The presentation lasted the best part of two hours (included a break which was particularly welcome by those still hungover from the previous evening's Krakow Post 100th Edition party). By this time we were all eager to get out and take some photos. After posing for a group photo on the restaurant steps we set off towards The Rynek.
It was overcast, but Gokhan consoled us with the fact that at least the light would be even. By the time we arrived at our destination it had started to rain in earnest and contingency plans were made for the eventuality of the rain not easing up. The original plan of us splitting into two groups of ten soon fell apart. Gokhan ran off to station himself on one of The Rynek's corners (he had earlier set a challenge that we should spend 15 minutes in the same spot and just take photos from there) and a few of us follow him so as to see the master at work.

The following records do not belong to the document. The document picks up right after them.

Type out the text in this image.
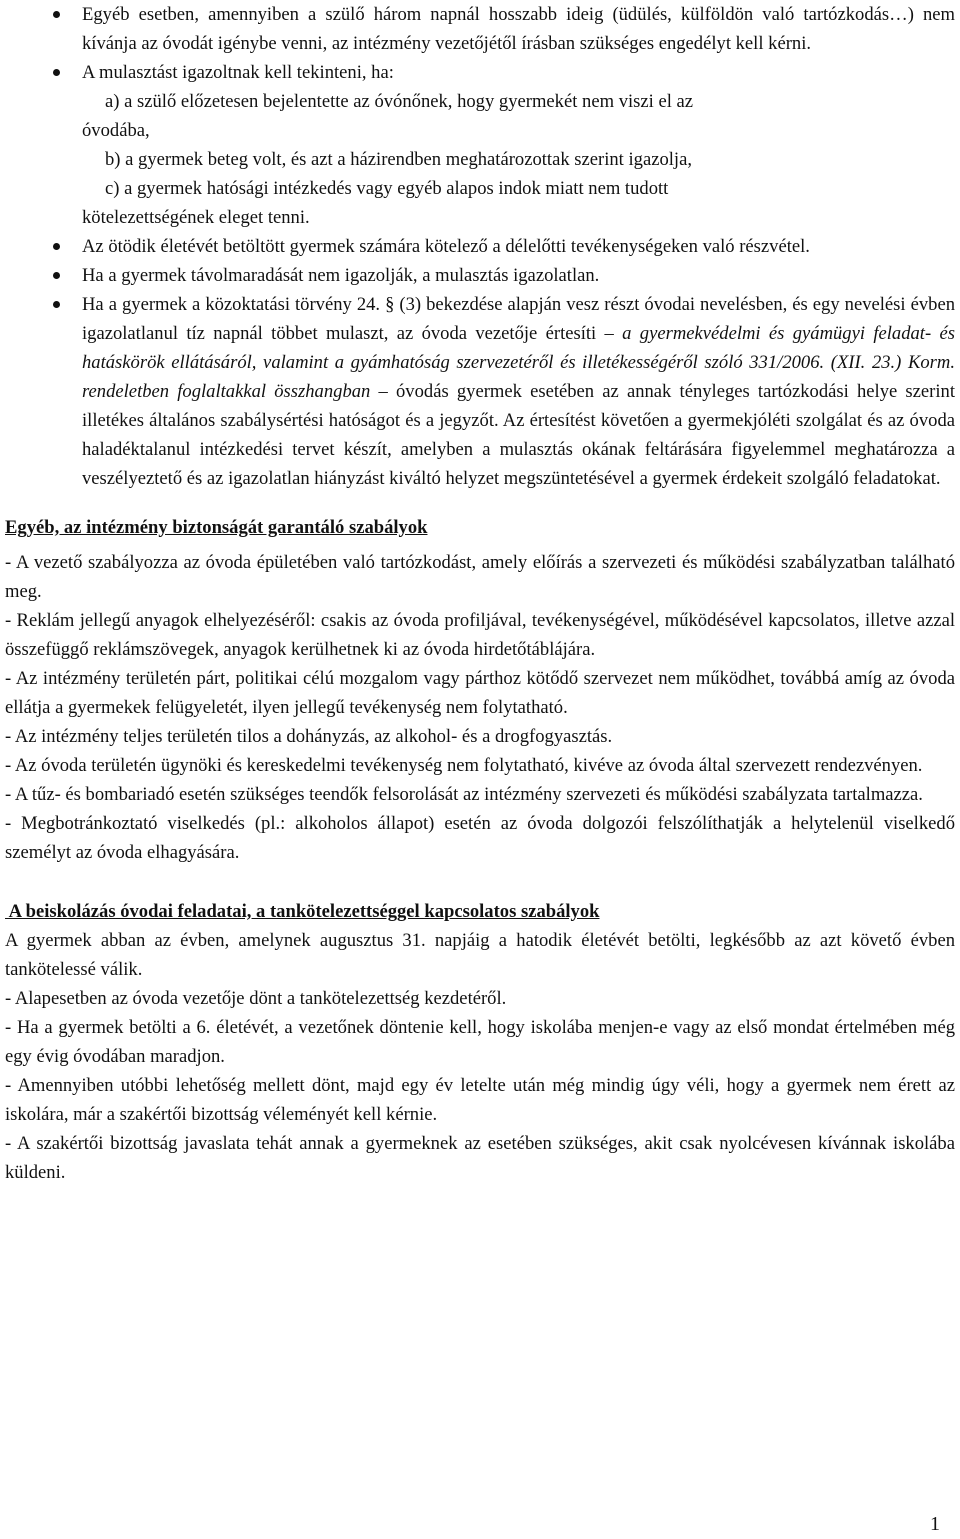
Egyéb esetben, amennyiben a szülő három napnál hosszabb ideig (üdülés, külföldön való tartózkodás…) nem kívánja az óvodát igénybe venni, az intézmény vezetőjétől írásban szükséges engedélyt kell kérni.
A mulasztást igazoltnak kell tekinteni, ha:
a) a szülő előzetesen bejelentette az óvónőnek, hogy gyermekét nem viszi el az
óvodába,
b) a gyermek beteg volt, és azt a házirendben meghatározottak szerint igazolja,
c) a gyermek hatósági intézkedés vagy egyéb alapos indok miatt nem tudott
kötelezettségének eleget tenni.
Az ötödik életévét betöltött gyermek számára kötelező a délelőtti tevékenységeken való részvétel.
Ha a gyermek távolmaradását nem igazolják, a mulasztás igazolatlan.
Ha a gyermek a közoktatási törvény 24. § (3) bekezdése alapján vesz részt óvodai nevelésben, és egy nevelési évben igazolatlanul tíz napnál többet mulaszt, az óvoda vezetője értesíti – a gyermekvédelmi és gyámügyi feladat- és hatáskörök ellátásáról, valamint a gyámhatóság szervezetéről és illetékességéről szóló 331/2006. (XII. 23.) Korm. rendeletben foglaltakkal összhangban – óvodás gyermek esetében az annak tényleges tartózkodási helye szerint illetékes általános szabálysértési hatóságot és a jegyzőt. Az értesítést követően a gyermekjóléti szolgálat és az óvoda haladéktalanul intézkedési tervet készít, amelyben a mulasztás okának feltárására figyelemmel meghatározza a veszélyeztető és az igazolatlan hiányzást kiváltó helyzet megszüntetésével a gyermek érdekeit szolgáló feladatokat.
Egyéb, az intézmény biztonságát garantáló szabályok

- A vezető szabályozza az óvoda épületében való tartózkodást, amely előírás a szervezeti és működési szabályzatban található meg.

- Reklám jellegű anyagok elhelyezéséről: csakis az óvoda profiljával, tevékenységével, működésével kapcsolatos, illetve azzal összefüggő reklámszövegek, anyagok kerülhetnek ki az óvoda hirdetőtáblájára.

- Az intézmény területén párt, politikai célú mozgalom vagy párthoz kötődő szervezet nem működhet, továbbá amíg az óvoda ellátja a gyermekek felügyeletét, ilyen jellegű tevékenység nem folytatható.

- Az intézmény teljes területén tilos a dohányzás, az alkohol- és a drogfogyasztás.

- Az óvoda területén ügynöki és kereskedelmi tevékenység nem folytatható, kivéve az óvoda által szervezett rendezvényen.

- A tűz- és bombariadó esetén szükséges teendők felsorolását az intézmény szervezeti és működési szabályzata tartalmazza.

- Megbotránkoztató viselkedés (pl.: alkoholos állapot) esetén az óvoda dolgozói felszólíthatják a helytelenül viselkedő személyt az óvoda elhagyására.

A beiskolázás óvodai feladatai, a tankötelezettséggel kapcsolatos szabályok

A gyermek abban az évben, amelynek augusztus 31. napjáig a hatodik életévét betölti, legkésőbb az azt követő évben tankötelessé válik.

- Alapesetben az óvoda vezetője dönt a tankötelezettség kezdetéről.

- Ha a gyermek betölti a 6. életévét, a vezetőnek döntenie kell, hogy iskolába menjen-e vagy az első mondat értelmében még egy évig óvodában maradjon.

- Amennyiben utóbbi lehetőség mellett dönt, majd egy év letelte után még mindig úgy véli, hogy a gyermek nem érett az iskolára, már a szakértői bizottság véleményét kell kérnie.

- A szakértői bizottság javaslata tehát annak a gyermeknek az esetében szükséges, akit csak nyolcévesen kívánnak iskolába küldeni.

1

Following Gokhan's example I set my shyness aside as much as I could and started snapping away. The compactness of my camera was an advantage as I was able to put my thumb over my camera lens to shield it from the incessant rain. I had a few subjects in mind and unable to stand in the same place for 15 minutes I wandered around in search of victims/subjects.
Despite the rain The Rynek turned out to be quite a good choice for us new to street photography. There are always plenty of photographers out about in Stare Miasto, so we blended in perfectly. A little too perfectly, as having a camera turns you into a tourist and leaves you open to all sort of propositions of restaurant meals and excursions.
Luckily the rain stopped and we were able to shoot for nearly two hours. Sunshine, sharp contrasts and puddles to keep the photographers happy. Upon returning to the restaurant Gokhan gave us a demonstration of the capabilities of Adobe Lightroom (a program which few of us were familiar with).
Approximately half the group stayed on for drinks or dinner (I had some rather tasty, but slightly overpriced pierogis). Then the group halved again and the remaining five of us went for a quick (night-time) walk around The Rynek before enjoying a late night ice cream and some more photo(and wedding)-related chat.